Indigenous people in Victoria, Australia

The Pangerang, also spelt Bangerang and Bangarang, are the Indigenous Australians who traditionally occupied much of what is now north-eastern Victoria stretching along the Murray River to Echuca and into the areas of the southern Riverina in New South Wales. They may not have been an independent tribal reality, as Norman Tindale thought, but one of the Yorta Yorta tribes. In fact, it appears that the term Pangerang was a Ngurrai-illam word to describe the Yorta Yorta people.
==Country==
Pangerang lands were estimated by Norman Tindale to have covered some 2,600 mi2, running through the lower Goulburn River valley and extending westwards to the Murray River. It covered areas east and west of Shepparton, taking in Kyabram. The southern reaches extend as far as Toolamba and Violet Town.

==History of contact==
Some Pangerang were among the estimated 26 indigenous people killed by troopers at Moira Swamp/Lake Barmah on the 15 December 1843.

==Social structure==
According to Norman Tindale, the Bangerang collective of tribes, or nation, also known as the Yorta Yorta, consists of eight hordes, though others have been included in the list.
- Moiraduban
- Waningotbun (at Kotupna)
- Maragan (perhaps Maraban)
- Owanguttha (Note: "There were eight well-defined hordes the names of which generally terminated in [-pan] or [-ban]. Curr and Mathews both show that Pangerang hordes extended a little way downriver from Echuca on both banks; these western hordes were called Jabalaljabala by downriver tribes. Three of Curr's Pangerang hordes are separated as the Kwatkwat. The hordes shown by Curr north of the Murray River belong to other tribes.")

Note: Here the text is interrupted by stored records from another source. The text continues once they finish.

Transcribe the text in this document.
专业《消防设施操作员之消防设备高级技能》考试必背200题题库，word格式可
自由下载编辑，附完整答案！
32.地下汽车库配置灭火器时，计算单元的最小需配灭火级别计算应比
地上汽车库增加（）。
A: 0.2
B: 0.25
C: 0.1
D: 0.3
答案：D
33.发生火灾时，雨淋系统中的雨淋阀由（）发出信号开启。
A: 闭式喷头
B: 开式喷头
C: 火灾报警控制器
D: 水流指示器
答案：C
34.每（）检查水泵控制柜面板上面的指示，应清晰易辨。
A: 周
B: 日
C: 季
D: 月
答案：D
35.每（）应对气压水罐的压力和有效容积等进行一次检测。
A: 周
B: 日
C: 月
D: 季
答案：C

We know somewhat more about the fish-loving Wongatpan and the opossum-hunting Towroonban, two Pangerang clans, simply because they happen to have been the tribes inhabiting the area where the ethnographer Edward Micklethwaite Curr took over his pastoral run.

===Alternative names===
- Panggarang, Pangorang, Pangurang, Pine-gorine, Pine-go-rine, Pinegerine, Pinegorong
- Bangerang, Banjgaranj
- Pallaganmiddah
- Jabalajabala (from the word jabala meaning no), a name applied to western Pangerang hordes)
- Yaballa, Yabula-yabula
- Waningotbun
- Maragan
- Owanguttha
- Yurt (exonym used by northerners and the Ngurelban, from jurta, meaning no)
- Yoorta
- Moiraduban
- Moitheriban
- Bangarang (Note: Mentioned by Tindale as derived from John Fraser (1892). According to Peter Sutton this spelling came from R.H. Mathews.)